Hubungan dengan model “pusat-pinggiran” semacam itu sangat rentan, terutama di sisi ketahanan politis dan kultural. Dari sisi politik, suara setiap elite dan warga Nahdliyyin mudah dipecah belah. Di sisi kultural, ideologi kebangsaan NU mudah disusupi kepentingan ideologis partai-partai lain.
Dengan mempertimbangkan lima kerentanan akibat praktek diaspora politik warga Nahdliyin tersebut, penulis cenderung menyuarakan segera mengakhirinya. Pilpres 2024 nanti harus menjadi momentum paling bergairah untuk menentukan arah suara Nahdhiyyin. Jangan sampai terulang lagi fenomena NU meradang, "mengemis", dan meminta jatah menteri yang tak kunjung diberikan, kecuali pada tengah-tengah perjalanan periode kekuasaan presiden terpilih.
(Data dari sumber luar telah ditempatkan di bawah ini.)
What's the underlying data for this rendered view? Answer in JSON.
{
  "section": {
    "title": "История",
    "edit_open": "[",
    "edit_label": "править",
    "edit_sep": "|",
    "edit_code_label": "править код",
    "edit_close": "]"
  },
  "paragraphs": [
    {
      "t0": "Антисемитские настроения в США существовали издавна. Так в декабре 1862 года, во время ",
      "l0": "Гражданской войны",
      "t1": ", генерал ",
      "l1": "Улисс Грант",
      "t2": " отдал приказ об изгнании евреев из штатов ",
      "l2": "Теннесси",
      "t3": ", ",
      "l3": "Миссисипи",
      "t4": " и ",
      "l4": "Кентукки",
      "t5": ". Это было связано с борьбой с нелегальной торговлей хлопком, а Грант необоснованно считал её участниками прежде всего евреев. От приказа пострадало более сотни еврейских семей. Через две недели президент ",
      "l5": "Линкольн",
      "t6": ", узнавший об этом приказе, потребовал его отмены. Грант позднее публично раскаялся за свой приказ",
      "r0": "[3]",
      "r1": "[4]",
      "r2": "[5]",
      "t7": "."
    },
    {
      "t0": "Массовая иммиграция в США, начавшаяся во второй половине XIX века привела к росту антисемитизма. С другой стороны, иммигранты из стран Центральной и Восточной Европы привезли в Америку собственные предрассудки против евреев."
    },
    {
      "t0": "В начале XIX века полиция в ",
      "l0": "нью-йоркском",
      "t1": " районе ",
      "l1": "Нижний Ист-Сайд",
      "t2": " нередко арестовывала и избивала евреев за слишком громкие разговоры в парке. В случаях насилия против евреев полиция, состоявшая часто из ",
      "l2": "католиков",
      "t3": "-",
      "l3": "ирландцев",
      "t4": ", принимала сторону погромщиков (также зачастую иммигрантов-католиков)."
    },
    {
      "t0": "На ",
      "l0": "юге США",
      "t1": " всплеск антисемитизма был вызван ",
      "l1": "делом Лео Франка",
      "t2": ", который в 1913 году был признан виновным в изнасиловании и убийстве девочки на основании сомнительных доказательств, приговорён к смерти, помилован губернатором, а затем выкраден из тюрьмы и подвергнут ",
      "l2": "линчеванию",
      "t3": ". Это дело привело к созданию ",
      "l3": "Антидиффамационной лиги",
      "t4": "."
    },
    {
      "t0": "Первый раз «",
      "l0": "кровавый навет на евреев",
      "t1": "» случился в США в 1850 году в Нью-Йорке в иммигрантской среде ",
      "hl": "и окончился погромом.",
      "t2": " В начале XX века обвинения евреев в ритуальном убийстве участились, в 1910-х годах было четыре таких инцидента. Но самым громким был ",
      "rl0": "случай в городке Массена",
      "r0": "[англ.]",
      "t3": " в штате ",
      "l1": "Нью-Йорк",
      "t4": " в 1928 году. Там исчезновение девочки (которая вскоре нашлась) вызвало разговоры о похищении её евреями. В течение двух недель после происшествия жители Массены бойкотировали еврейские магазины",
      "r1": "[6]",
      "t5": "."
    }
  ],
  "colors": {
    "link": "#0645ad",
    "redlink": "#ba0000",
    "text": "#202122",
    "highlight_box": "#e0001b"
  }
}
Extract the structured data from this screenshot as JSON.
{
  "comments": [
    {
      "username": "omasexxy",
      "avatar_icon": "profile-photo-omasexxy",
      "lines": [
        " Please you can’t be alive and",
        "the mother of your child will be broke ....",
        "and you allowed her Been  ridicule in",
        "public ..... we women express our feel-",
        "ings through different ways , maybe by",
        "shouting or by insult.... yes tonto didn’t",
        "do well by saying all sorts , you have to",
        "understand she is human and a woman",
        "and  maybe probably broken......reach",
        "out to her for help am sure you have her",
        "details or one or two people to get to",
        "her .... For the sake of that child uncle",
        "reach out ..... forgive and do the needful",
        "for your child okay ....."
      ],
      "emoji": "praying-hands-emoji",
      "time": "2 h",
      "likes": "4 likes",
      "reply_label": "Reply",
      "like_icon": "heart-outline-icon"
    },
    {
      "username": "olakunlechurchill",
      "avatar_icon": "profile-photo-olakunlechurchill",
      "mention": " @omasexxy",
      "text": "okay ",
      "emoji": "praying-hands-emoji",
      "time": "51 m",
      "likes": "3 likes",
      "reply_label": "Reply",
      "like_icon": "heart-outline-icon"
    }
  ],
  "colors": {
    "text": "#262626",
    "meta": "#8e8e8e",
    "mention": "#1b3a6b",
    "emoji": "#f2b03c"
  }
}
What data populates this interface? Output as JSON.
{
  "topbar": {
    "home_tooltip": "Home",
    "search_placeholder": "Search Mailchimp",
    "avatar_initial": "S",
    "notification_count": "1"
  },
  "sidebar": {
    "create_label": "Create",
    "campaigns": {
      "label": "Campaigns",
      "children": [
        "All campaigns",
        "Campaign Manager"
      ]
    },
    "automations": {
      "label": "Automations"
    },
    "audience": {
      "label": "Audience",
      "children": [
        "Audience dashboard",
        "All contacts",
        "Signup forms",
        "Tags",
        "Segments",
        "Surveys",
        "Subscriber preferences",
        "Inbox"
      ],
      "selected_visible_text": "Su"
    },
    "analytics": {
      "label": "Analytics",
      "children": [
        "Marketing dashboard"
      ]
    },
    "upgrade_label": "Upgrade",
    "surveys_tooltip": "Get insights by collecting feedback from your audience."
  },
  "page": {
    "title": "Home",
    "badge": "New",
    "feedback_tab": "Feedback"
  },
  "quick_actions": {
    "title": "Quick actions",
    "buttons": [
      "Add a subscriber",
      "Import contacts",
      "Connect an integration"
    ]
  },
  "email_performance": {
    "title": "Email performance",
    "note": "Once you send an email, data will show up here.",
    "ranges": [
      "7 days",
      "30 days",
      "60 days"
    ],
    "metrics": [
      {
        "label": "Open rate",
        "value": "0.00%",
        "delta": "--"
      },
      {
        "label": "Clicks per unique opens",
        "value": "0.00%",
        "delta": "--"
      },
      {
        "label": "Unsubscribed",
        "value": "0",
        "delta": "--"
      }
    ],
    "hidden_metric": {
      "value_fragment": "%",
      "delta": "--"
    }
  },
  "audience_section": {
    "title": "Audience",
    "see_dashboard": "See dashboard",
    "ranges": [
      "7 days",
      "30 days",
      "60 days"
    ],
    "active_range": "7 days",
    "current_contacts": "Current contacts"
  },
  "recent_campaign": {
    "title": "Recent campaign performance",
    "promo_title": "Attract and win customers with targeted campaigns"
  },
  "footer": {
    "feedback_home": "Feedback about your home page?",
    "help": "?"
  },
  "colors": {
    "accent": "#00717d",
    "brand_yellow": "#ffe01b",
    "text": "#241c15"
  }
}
Sudah saatnya NU struktural dan kultural mengukuhkan soliditas dengan kembali ke Rumah Besar Politik NU/Nahdliyyin secara totalitas Yaitu " PKB (Partai Kebangkitan Bangsa) ", Jika itu terlaksana bukan Hal yang mustahil NU/PKB akan menjadi kekuatan politik terbesar di Indonesia, bahkan menyalip PDIP di pemilu 2024. Wallahu a'lam bisshawab.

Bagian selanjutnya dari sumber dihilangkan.